But the thing is, Jae B. is in a field that (I'm assuming) values work experience, whereas the humanities definitely does not. Since your internship was in a related field, they might not ignore the letter from your internship supervisor. But why take that chance? The whole point of why these letters are valued so highly is so that these professors can see how much they might want to work with you. Academics tend to relate better to academics. Also, academics know what qualities other academics will value in a student, which is very important.

It sounds like you're still in undergrad, which is great, because you can use this semester and this year to work on overcoming your shyness. Try to go to office hours a few times. Stay after class to discuss something or ask a question. Because the thing is, if you're too shy to form a good relationship with your professor, how are you going to fare when it comes time to orally defend your thesis in front of several professors (not that that doesn't make me nervous)? How are you going to be able to collaborate with others on research? How are you going to be a TA?

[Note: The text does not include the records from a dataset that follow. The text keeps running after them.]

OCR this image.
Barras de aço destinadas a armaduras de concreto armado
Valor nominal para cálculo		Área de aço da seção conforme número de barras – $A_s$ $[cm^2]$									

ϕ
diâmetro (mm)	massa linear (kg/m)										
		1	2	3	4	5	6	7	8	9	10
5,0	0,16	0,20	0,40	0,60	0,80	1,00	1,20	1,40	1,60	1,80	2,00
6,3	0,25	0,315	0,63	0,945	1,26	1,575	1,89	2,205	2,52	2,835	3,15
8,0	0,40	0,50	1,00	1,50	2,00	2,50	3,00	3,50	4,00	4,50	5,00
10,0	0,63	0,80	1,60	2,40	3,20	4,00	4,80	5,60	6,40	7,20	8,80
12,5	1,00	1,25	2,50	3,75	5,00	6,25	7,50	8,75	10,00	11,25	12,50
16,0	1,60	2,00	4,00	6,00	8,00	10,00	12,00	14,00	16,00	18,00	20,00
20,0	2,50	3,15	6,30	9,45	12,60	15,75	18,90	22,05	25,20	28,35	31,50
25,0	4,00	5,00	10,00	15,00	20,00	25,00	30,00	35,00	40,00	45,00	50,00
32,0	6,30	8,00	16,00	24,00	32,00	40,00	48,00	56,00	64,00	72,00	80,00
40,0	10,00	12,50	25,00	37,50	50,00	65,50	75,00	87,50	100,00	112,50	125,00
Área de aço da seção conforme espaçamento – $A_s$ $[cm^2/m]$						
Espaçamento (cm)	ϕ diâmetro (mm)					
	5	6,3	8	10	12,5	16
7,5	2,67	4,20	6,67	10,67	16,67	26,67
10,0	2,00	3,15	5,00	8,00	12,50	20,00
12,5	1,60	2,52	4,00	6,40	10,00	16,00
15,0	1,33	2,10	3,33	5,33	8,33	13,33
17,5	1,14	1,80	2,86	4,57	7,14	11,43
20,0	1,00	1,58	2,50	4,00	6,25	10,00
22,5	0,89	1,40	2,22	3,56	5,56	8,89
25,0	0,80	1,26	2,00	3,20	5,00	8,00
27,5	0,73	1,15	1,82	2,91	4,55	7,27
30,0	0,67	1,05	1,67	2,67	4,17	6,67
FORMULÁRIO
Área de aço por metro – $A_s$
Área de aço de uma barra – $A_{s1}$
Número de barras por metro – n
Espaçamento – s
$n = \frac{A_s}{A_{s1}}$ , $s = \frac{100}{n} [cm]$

I'm not trying to be mean or depress you. I know my share of once shy people who became teachers/professors. I'm just saying that in order to do that, they had to change the way they interacted with people. You need to be able to have the ability to connect with your colleagues and your professors in order to be able to survive grad school, because the grad school application process isn't going to be the last time someone has to write a LoR for you. And if those people in the future don't really connect with you either, then your chances at fellowships and good jobs are a LOT lower.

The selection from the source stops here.